People that walk slow. OH MY GOSH!  I cannot mentally FATHOM why is takes people so long to move their appendages.  I will take some responsibility, in that I walk faster than the average individual.  I have short legs, and  the misfortune of having tall modelesque friends, so I have overcompensated with a spritely stride which makes me travel further and faster than the average Homo Sapien.  But that is beside the point. Everyone else needs to be accommodating.

This is what I imagine these sloth like people to be thinking as they clog up streets, halls and alleys, “Ho, hum, what a wonderful stroll on this six inch path with lava on either side of it, making it impossible for kind strangers to pass me.  I think I’ll move as fast as Pangaea did when it broke into 7 continents.” It is so inappropriate and irritating.  Usually there are two of them walking at that robot like pace, holding hands, and it is all I can do not to sprint through them yelling, “Red Rover.”

I used to run into the problem frequently with athletes in college.  Mostly on the brick pathways where on either side were signs that said, “Please Stay of the Grass.” These Neanderthals would carefully place one foot in front of the other, as though it was the most tedious task they had to do all day.  My greatest fear is that it was the only thing they ever accomplished at school.  They were so unmoving that I wondered if perhaps they were statues, erected to block my only way to the dining hall.
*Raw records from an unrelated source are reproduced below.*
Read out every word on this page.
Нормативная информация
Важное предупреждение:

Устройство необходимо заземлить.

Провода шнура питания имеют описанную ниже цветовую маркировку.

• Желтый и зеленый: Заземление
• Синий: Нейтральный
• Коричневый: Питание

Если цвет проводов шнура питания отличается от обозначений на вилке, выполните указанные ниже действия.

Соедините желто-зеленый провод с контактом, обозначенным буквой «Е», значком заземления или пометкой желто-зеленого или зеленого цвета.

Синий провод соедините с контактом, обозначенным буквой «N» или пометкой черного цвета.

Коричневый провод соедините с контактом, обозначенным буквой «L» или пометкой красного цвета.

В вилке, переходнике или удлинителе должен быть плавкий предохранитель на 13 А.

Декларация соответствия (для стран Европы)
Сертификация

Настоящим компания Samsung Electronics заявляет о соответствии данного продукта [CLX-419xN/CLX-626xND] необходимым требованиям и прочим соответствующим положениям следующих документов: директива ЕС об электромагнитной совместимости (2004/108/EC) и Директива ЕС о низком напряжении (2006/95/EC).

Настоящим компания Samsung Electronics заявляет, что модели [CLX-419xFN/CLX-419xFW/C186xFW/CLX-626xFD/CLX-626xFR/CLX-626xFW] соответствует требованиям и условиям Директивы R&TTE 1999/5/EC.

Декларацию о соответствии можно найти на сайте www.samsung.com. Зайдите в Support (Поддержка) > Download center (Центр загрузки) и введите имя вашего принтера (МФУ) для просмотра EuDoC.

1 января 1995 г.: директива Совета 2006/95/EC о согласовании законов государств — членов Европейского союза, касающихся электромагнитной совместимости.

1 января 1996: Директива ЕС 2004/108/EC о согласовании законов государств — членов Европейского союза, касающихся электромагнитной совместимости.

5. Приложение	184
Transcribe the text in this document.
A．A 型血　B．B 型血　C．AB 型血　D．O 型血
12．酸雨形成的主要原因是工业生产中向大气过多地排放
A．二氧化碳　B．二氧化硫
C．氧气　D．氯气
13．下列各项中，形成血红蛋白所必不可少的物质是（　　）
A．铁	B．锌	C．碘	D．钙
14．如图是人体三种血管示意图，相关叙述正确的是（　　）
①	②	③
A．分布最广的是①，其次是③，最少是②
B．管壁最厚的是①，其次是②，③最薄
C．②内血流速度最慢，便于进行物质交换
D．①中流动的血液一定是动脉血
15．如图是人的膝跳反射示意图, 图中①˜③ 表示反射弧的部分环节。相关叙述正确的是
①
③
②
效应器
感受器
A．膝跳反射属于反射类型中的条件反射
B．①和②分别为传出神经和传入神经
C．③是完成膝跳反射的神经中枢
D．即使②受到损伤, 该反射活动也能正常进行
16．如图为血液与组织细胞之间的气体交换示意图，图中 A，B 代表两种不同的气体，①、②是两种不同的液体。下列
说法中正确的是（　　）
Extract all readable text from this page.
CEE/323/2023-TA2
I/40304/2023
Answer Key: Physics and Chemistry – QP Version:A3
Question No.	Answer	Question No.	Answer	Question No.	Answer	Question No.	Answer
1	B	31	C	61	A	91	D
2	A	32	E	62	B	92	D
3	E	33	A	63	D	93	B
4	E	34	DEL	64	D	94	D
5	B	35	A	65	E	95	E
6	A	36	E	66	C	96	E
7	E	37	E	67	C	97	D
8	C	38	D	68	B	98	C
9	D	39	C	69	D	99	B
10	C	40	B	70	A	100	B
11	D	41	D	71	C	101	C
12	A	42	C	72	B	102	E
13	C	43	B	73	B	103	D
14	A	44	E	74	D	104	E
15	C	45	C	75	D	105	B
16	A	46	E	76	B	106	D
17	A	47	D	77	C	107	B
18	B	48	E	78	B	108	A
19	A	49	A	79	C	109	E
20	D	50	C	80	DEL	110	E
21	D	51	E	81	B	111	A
Since I am often stuck behind someone slow, I have developed a particular set of skills to try and move around them.  First, I walk as fast as possible to where they stand, stop as far behind as is socially acceptable, then engage in what I like to call “revving.”  I call it this because I equate it to a car that is going to take off full speed.  It involves quick and hurried steps, until I am breathing on their neck, then I ease off, then scamper up again, and repeat the awkward heaving breathing.  I do this in the hopes that they will become frightened of the strange blonde that keeps aggressively moving into their personal space, step to the side, and let me pass.  Athletes don’t catch on so easily, unfortunately. I also engage in the “hand shoo”, where I make wild gestures like people do to dogs when they want them to stop sniffing their crotch.  Occasionally, if I am in a rule-breaking mood, I’ll step into the lava, grass, or busy street to move around these people.  This is done in an angry huff, with arms swinging to show them I am truly irritated in their social indecency.  It is also a warning that I am capable of moving quickly, so if someday I kick them in the kneecap for their sins, I will be able to escape.

Note to all you slow walkers out there: Please do better.  You are ruining the bipedal way of life for all of us.